In the next message, he adds, "With the takeover of power a committee has to check and sift through all journalists and editors. Bosses need to be fired, anti-people's media banned."

Deutschland Extremismus-Kongress der AfD in Berlin | Andre Poggenburg
Poggenburg said he was not responsible for what his colleagues wrote in the groupImage: picture alliance/dpa/P. Zinken

Perhaps alerted to the fascist implications, another unnamed member of the AfD group asks the policeman to "define" what he means by "takeover of power," warning him: "A lot of room for interpretation!! This is almost public here, so be more careful!" But neither he nor any other group member objects to the proposal itself.

Conspiracy and paranoia

In another message, the same apparent federal police officer offers to teach someone "solidarity," "with weapons or without," after his interlocutor appeared to be dreaming about violent insurrection.

"We've all been in the resistance for a long time, but up till now we've made ourselves small and inconspicuous, mainly to protect ourselves and our families and our social contacts and to keep our normal lives intact," the member writes. "But that will change more and more and at some point it won't go on. I've been sick of hiding for a long time now!"
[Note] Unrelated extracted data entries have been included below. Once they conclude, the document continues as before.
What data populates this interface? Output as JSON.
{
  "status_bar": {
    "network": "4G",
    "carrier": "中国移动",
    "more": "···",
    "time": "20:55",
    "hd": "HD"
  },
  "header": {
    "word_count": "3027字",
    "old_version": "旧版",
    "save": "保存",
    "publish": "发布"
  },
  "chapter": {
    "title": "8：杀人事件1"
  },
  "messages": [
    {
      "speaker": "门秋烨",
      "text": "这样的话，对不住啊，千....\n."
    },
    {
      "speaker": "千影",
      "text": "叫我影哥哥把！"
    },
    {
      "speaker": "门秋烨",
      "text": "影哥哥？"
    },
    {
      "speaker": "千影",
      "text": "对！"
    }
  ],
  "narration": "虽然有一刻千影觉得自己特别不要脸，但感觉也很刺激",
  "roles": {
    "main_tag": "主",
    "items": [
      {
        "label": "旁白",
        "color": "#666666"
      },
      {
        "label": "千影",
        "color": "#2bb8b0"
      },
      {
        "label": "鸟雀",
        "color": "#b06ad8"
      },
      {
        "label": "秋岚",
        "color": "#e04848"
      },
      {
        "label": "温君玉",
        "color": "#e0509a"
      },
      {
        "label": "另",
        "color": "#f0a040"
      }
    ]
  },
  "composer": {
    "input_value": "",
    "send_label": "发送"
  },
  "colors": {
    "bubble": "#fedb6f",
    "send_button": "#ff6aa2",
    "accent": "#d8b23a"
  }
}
Elsewhere, members of the group appear to joke or fantasize about which of them will take on different Cabinet roles once the AfD forms the German government. There are plenty of conspiracy theories too: "The Allies are attacking again and dividing up Germany with the help of the old parties," one member says.

Saxony-Anhalt's Interior Minister Holger Stahlknecht said on Wednesday that the Verfassungsschutz is now examining the messages to determine whether the AfD would have to be put under surveillance. In Germany, the Verfassungsschutz (Office for the Protection of the Constitution) is tasked with tracking extremist groups that pose a threat to the state or the democratic principles set down in the German constitution.

Other politicians have also voiced their outrage. Wulf Gallert, of the Saxony-Anhalt Left party, said the leaks showed how little the AfD understood about the rule of law in Germany, while Green party spokesman Sebastian Striegel said, "This shows once again that the AfD is a nationalist and racist party."

The state of Saxony-Anhalt, which was part of East Germany, is where the AfD celebrated its biggest electoral success to date, winning 24.3 percent of the vote in a state parliament election in March 2016.